Un drone Predator au-dessus de la Californie, le 6 février 2013. Source : Reuters /U.S. Air Force/Tech. Sgt. Effrain Lopez/
En décembre 2015, dans une interview à Fox and Friends, M. Trump a appelé à une stratégie visant à cibler les familles des membres de l’EI dans le cadre de sa stratégie militaire pour l’Irak et Syrie. Il a critiqué la campagne du président Obama contre l’EI comme étant « politiquement correct ».
Les discussions autour de la stratégie de lutte contre le terrorisme des Etats-Unis de la dernière décennie ont été largement définies autour d’un débat pour savoir s’il est plus efficace de tuer des terroristes présumés par des frappes de drones, ou de capturer ces individus et d’extraire des informations utiles par des interrogatoires.

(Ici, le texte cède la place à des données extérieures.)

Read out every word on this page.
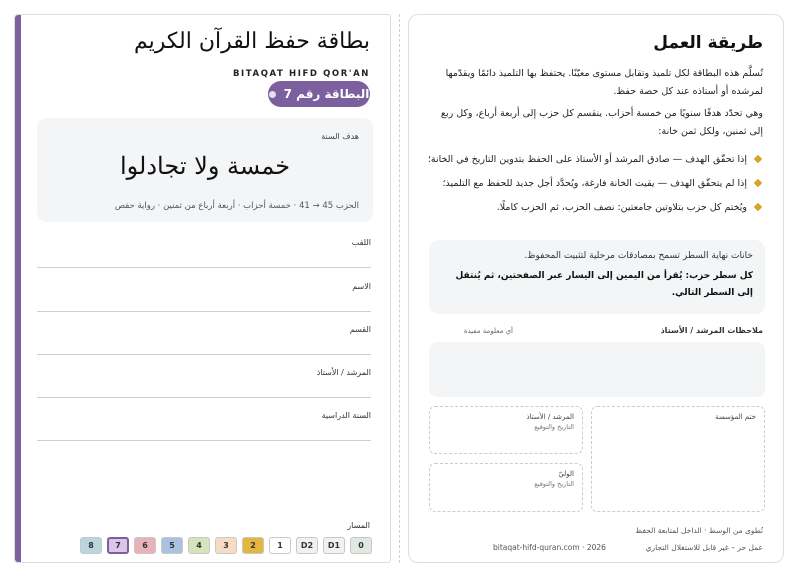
بطاقة حفظ القرآن الكريم
BITAQAT HIFD QOR'AN
البطاقة رقم 7
هدف السنة
خمسة ولا تجادلوا
الحزب 45 → 41 · خمسة أحزاب · أربعة أرباع من ثمنين · رواية حفص
اللقب
الاسم
القسم
المرشد / الأستاذ
السنة الدراسية
المسار
0
D1
D2
1
2
3
4
5
6
7
8
طريقة العمل

تُسلَّم هذه البطاقة لكل تلميذ وتقابل مستوى معيّنًا. يحتفظ بها التلميذ دائمًا ويقدّمها لمرشده أو أستاذه عند كل حصة حفظ.

وهي تحدّد هدفًا سنويًا من خمسة أحزاب. ينقسم كل حزب إلى أربعة أرباع، وكل ربع إلى ثمنين، ولكل ثمن خانة:

إذا تحقّق الهدف — صادق المرشد أو الأستاذ على الحفظ بتدوين التاريخ في الخانة؛
إذا لم يتحقّق الهدف — يقيت الخانة فارغة، ويُحدَّد أجل جديد للحفظ مع التلميذ؛
ويُختم كل حزب بتلاوتين جامعتين: نصف الحزب، ثم الحزب كاملًا.
خانات نهاية السطر تسمح بمصادقات مرحلية لتثبيت المحفوظ.
كل سطر حزب: يُقرأ من اليمين إلى اليسار عبر الصفحتين، ثم يُنتقل إلى السطر التالي.
ملاحظات المرشد / الأستاذ
أي معلومة مفيدة
ختم المؤسسة
المرشد / الأستاذ
التاريخ والتوقيع
الوليّ
التاريخ والتوقيع
تُطوى من الوسط · الداخل لمتابعة الحفظ
bitaqat-hifd-quran.com · 2026	عمل حر – غير قابل للاستغلال التجاري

L’administration Obama a procédé à moins d’opérations de capture que de frappes de drones car elles sont plus risquées, nécessitant des raids américains au sol. Donald Trump a, lui, indiqué qu’il rétablirait un certain niveau de capture, plaidant pour l’utilisation du waterboarding pour extraire des informations des suspects « parce que nous avons affaire à des gens violents, vicieux ».
Un drone Predator des Douanes américaines. Source : CNET, http://www.cnet.com/news/dhs-built-domestic-surveillance-tech-into-predator-drones/
Il a également plaidé en faveur de l’utilisation continue des drones Predator B le long des frontières américaines. Dans Time to Get Robuste, il suggère que le Congrès devrait ordonner à l’Agence des douanes et de la protection des frontières de déployer plus de drones de surveillance le long des frontières terrestres américaines, « 24 heures par jour ».
Donald Trump a plaidé aussi en faveur d’un coup de pouce important dans les dépenses militaires. Le plan de Trump pour une augmentation des dépenses met l’accent sur le renforcement du nombre des avions de combat, des navires et des troupes, et ne traite pas directement des drones. Mais il a critiqué la séquestration du budget qui a limité les budgets du Pentagone au cours des dernières années, y compris les budgets pour les systèmes sans pilote.
Donald Trump ou Hillary Clinton, les frappes de drones et les systèmes de drones ont donc encore un « bel » avenir.